The dictionary definition of "old" is simple: having lived for a long time; no longer young. But as many of my friends here at MyBloggers will attest from personal experience, being "old" is not so simple.
I turn seventy in a few days. It is for me more of a threshold than previous decade denoting milestones. On this day, I become my grandfather, an event that causes me to shake my head in sheer wonderment at the fact that it has occurred at all.
When I was young, I always felt older than my chronological age. Now that I am officially old, I feel younger than my age. Perhaps memory has something to do with that. It's all still there in my head, the life that I've lived, the good and bad things that I've done, the failures, the accomplishments, the entire passage of personal history strung out and available for reminiscence and review, reprise and regret.

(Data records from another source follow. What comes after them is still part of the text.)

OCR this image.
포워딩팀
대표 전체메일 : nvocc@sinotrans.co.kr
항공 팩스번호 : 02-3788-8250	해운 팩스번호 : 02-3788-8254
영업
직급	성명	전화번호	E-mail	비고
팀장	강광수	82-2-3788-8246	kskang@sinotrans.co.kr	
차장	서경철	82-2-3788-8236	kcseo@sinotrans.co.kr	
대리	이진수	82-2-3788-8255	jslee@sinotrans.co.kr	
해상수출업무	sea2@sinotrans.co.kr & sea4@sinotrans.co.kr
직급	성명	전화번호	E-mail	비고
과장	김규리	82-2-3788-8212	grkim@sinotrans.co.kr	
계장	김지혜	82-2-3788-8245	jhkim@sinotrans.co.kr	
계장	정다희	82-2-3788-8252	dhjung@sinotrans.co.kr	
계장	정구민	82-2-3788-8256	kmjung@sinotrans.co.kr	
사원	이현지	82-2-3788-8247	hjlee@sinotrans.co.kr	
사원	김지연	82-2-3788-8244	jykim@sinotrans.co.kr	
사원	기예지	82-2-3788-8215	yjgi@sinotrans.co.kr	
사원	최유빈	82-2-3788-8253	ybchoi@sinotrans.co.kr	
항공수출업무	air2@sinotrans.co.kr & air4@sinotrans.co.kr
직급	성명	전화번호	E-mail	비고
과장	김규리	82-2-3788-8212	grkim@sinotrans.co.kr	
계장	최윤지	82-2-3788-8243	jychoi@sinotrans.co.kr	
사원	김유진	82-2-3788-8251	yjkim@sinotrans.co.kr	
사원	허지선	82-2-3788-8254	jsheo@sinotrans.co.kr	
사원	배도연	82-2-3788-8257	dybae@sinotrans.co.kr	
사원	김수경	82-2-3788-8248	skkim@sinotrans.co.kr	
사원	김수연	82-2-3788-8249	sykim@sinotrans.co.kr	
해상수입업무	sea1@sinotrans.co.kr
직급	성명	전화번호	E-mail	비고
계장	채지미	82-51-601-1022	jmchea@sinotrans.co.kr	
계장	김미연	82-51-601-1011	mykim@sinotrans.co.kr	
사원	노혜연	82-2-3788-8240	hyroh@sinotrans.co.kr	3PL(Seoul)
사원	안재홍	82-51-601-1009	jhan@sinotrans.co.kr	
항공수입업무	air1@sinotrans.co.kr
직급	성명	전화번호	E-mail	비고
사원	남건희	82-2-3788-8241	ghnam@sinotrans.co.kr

I really have no regrets though. There are things that I wish I hadn't done or said, but I'm not really regretful about it. Remorse is a waste of time. One cannot relive one's life. Mulligans, as our friend Randy (Solitaire) can tell us, are only for golf (and the actor Bill Murray in "Groundhog Day").
After age seventy, said Jimmy Stewart, it's patch, patch, patch. You realize you're old when you notice how young the doctors are.

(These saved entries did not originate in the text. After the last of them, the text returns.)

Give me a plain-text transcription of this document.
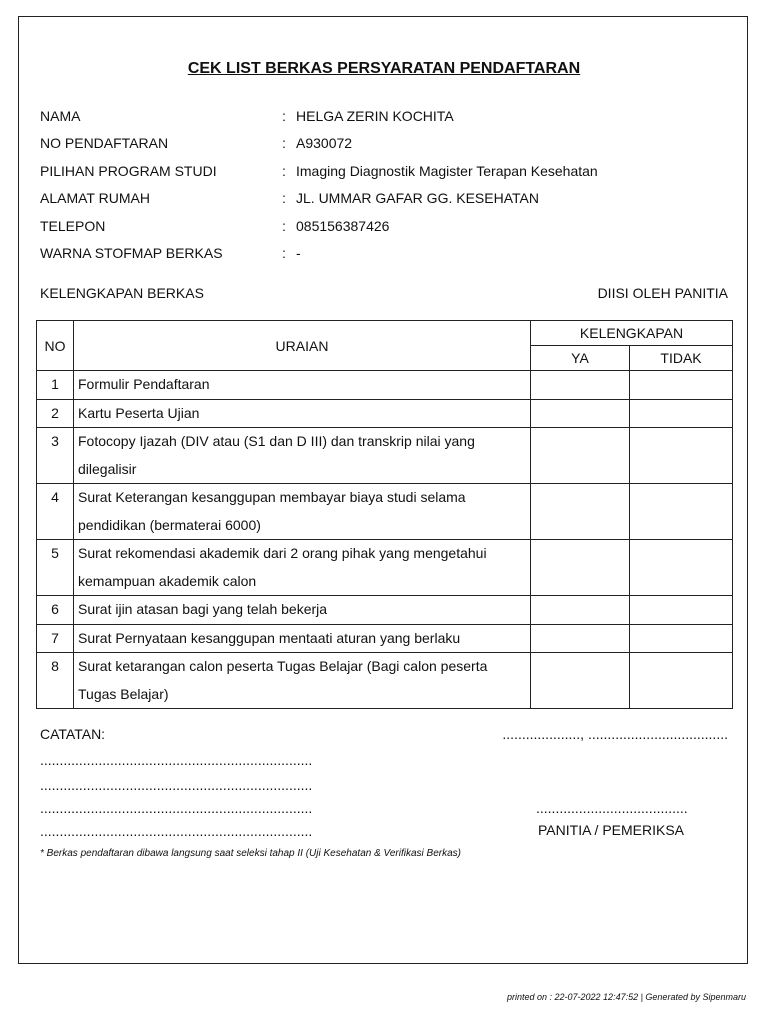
CEK LIST BERKAS PERSYARATAN PENDAFTARAN
NAMA	: HELGA ZERIN KOCHITA
NO PENDAFTARAN	: A930072
PILIHAN PROGRAM STUDI	: Imaging Diagnostik Magister Terapan Kesehatan
ALAMAT RUMAH	: JL. UMMAR GAFAR GG. KESEHATAN
TELEPON	: 085156387426
WARNA STOFMAP BERKAS	: -
KELENGKAPAN BERKAS	DIISI OLEH PANITIA
NO	URAIAN	KELENGKAPAN	
		YA	TIDAK
1	Formulir Pendaftaran		

2	Kartu Peserta Ujian		

3	Fotocopy Ijazah (DIV atau (S1 dan D III) dan transkrip nilai yang
dilegalisir		

4	Surat Keterangan kesanggupan membayar biaya studi selama
pendidikan (bermaterai 6000)		

5	Surat rekomendasi akademik dari 2 orang pihak yang mengetahui
kemampuan akademik calon		

6	Surat ijin atasan bagi yang telah bekerja		

7	Surat Pernyataan kesanggupan mentaati aturan yang berlaku		

8	Surat ketarangan calon peserta Tugas Belajar (Bagi calon peserta
Tugas Belajar)		

CATATAN:	...................., ....................................
......................................................................
......................................................................
......................................................................
......................................................................
.......................................
PANITIA / PEMERIKSA
* Berkas pendaftaran dibawa langsung saat seleksi tahap II (Uji Kesehatan & Verifikasi Berkas)
printed on : 22-07-2022 12:47:52 | Generated by Sipenmaru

So what am I going to do to celebrate turning 70? I'm tempted to go wandering off into the beautiful, vast desolation of the Grand Staircase-Escalante National Monument, a bottle of single malt scotch stashed in my pack, and get gloriously drunk, what the cowboys used to call a "high lonesome."
But sanity rules. I'm not senile yet. My wife and I will visit Monument Valley this weekend as we head up to Arches National Park where, back in 2004, I had the sole religious experience of my life when I set eyes upon Balanced Rock.
Perhaps I'll have some photos to share upon my return.